The BBC’s chairman, Samir Shah, previously acknowledged that the documentary's editing "gave the mistaken impression" that Trump "made a direct call for violent action" and apologized for "that error of judgement.”
Trump announced earlier Monday that the lawsuit was coming, telling reporters in the Oval Office that he was suing the BBC "for putting words in my mouth."
"They actually put terrible words in my mouth having to do with Jan. 6 that I didn't say, and the beautiful words that I said, right, the beautiful words talking about patriotism and all of the good things that I said, they didn't say that," he said.
The lawsuit relates to an episode of the BBC News show "Panorama," which aired before last year’s election.
Two parts of the speech were edited together to give the impression that Trump said: “We’re going to walk down to the Capitol... and I’ll be there with you. And we fight. We fight like hell.”
However, Trump said: “We’re going to walk down to the Capitol, and we’re going to cheer on our brave senators and congressmen and women, and we’re probably not going to be cheering so much for some of them.”
And much later in the same speech he said: “And we fight. We fight like hell. And if you don’t fight like hell, you’re not going to have a country anymore.”
Trump was accused of encouraging the crowd, who later stormed the Capitol. The House Jan. 6 committee said after an 18-month investigation that Trump spent much of the speech at the Washington rally “amping up his crowd with lies about the election, attacking his own vice-president and Republican members of Congress, and exhorting the crowd to fight.”
Trump has repeatedly threatened to sue the BBC, saying after his election victory last year that he would seek $1 billion in damages.
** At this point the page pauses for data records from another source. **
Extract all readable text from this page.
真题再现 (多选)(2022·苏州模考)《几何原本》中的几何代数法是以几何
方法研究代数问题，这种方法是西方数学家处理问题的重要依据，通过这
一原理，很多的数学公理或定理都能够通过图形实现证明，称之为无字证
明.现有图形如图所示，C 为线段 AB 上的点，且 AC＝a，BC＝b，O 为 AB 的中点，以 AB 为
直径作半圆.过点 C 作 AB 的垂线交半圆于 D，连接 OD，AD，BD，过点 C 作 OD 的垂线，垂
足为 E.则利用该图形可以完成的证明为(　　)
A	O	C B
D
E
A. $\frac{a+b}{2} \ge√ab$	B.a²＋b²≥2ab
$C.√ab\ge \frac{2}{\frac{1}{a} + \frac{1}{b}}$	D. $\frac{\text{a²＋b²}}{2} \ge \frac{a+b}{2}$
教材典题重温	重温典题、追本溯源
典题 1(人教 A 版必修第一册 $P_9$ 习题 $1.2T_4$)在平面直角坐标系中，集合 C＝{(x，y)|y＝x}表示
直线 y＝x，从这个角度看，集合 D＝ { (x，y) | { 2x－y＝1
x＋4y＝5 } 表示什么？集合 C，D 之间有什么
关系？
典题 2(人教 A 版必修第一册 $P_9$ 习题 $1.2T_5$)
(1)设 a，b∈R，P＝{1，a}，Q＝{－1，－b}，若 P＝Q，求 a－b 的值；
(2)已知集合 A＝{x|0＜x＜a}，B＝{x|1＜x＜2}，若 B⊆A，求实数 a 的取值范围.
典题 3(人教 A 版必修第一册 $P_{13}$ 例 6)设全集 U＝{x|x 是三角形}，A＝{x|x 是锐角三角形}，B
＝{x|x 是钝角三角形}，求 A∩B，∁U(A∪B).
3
Trump scored a victory this year when Paramount, the parent company of CBS News, said it would pay $16 million to settle a lawsuit with Trump over his allegations that a “60 Minutes” interview last year with Democratic presidential nominee Kamala Harris was deceptively edited.
ABC last year agreed to pay $15 million as part of a legal settlement with Trump over defamation allegations against anchor George Stephanopoulos during an interview with Rep. Nancy Mace, R-S.C.